— Да-да, конечно, я уже все закончила, — торопливо произнесла та, которую позже назвали Мариной.
— Ну, и что у тебя вышло? — с любопытством спросила Маша.
Она не нашлась, что ответить, коротко глянув на измятый листок с данными для протокола. Да ничего у нее не вышло — как она ни пыталась — вот и весь сказ!
— Слушай, а чего ты на нее так взъелась? — В глазах у Маши загорелся охотничий огонек.
— На кого? — непонимающе глянула на нее та, которую позже назвали Мариной.
— Да на Алку эту, Смирнову, — пояснила Маша.
— Господи, — вздохнула та, которую позже назвали Мариной, — разве в ней дело?
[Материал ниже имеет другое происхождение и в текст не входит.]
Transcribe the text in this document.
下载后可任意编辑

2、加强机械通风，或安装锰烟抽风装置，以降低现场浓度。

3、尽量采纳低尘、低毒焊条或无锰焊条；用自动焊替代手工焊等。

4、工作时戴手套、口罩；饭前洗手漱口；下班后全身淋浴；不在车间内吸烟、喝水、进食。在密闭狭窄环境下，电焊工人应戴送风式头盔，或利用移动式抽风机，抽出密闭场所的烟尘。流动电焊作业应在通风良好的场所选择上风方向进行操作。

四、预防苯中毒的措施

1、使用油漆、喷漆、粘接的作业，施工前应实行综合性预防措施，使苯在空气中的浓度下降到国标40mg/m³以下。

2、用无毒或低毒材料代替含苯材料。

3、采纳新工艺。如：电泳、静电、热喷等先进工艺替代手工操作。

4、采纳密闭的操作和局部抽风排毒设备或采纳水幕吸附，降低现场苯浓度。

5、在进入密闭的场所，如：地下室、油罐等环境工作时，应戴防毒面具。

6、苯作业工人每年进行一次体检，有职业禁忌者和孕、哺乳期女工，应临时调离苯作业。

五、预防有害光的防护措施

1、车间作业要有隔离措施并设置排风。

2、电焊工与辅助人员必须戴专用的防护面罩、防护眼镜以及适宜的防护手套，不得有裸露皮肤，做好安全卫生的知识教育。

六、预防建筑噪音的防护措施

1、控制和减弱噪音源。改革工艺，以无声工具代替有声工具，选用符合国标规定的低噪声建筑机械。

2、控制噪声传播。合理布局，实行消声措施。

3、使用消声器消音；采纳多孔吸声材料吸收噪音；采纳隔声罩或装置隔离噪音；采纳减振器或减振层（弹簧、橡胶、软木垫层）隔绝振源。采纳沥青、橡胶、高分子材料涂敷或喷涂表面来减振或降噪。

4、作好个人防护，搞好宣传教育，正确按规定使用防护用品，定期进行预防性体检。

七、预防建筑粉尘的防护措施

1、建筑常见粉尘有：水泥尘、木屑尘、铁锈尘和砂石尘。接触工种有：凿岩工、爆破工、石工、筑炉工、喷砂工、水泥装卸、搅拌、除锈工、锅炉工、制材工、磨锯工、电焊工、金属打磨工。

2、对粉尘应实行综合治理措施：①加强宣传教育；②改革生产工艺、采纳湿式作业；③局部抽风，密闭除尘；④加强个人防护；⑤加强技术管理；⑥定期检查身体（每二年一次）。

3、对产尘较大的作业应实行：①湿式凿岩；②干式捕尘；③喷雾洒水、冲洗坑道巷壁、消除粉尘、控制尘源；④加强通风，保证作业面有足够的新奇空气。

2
— Ну, не знаю, — протянула Маша, — по три раза одни и те же образцы перемеривать… Ладно бы, если она тебя с диссертацией обскакала — так ты, вроде, в кандидаты не рвешься. Зарплату ей, правда, опять подняли… Но у тебя ведь муж зарабатывает — дай Бог каждому. Может, она тебе где-то на личном фронте дорогу перешла? — задумчиво предположила Маша.
— Да что ты несешь, в самом деле! — воскликнула та, которую позже назвали Мариной.
— А из-за чего тогда ты уперлась? — растерянно спросила Маша.
Тихий внутренний голос тут же принялся услужливо подсовывать той, которую позже назвали Мариной, фразы об ответственности за свое дело, о безопасности условий труда и об интересах страны. Она поморщилась — было в них что-то от обязательной еженедельной политинформации.
— Понимаешь, — начала она, старательно подбирая слова, — ты же сама видишь, никакого упрочнения здесь и в помине нет. А вот обработают по ее методу какую-нибудь деталь, вставят в машину, ту отправят на завод, и во время работы все в ней посыплется — авария ведь будет, люди могут пострадать.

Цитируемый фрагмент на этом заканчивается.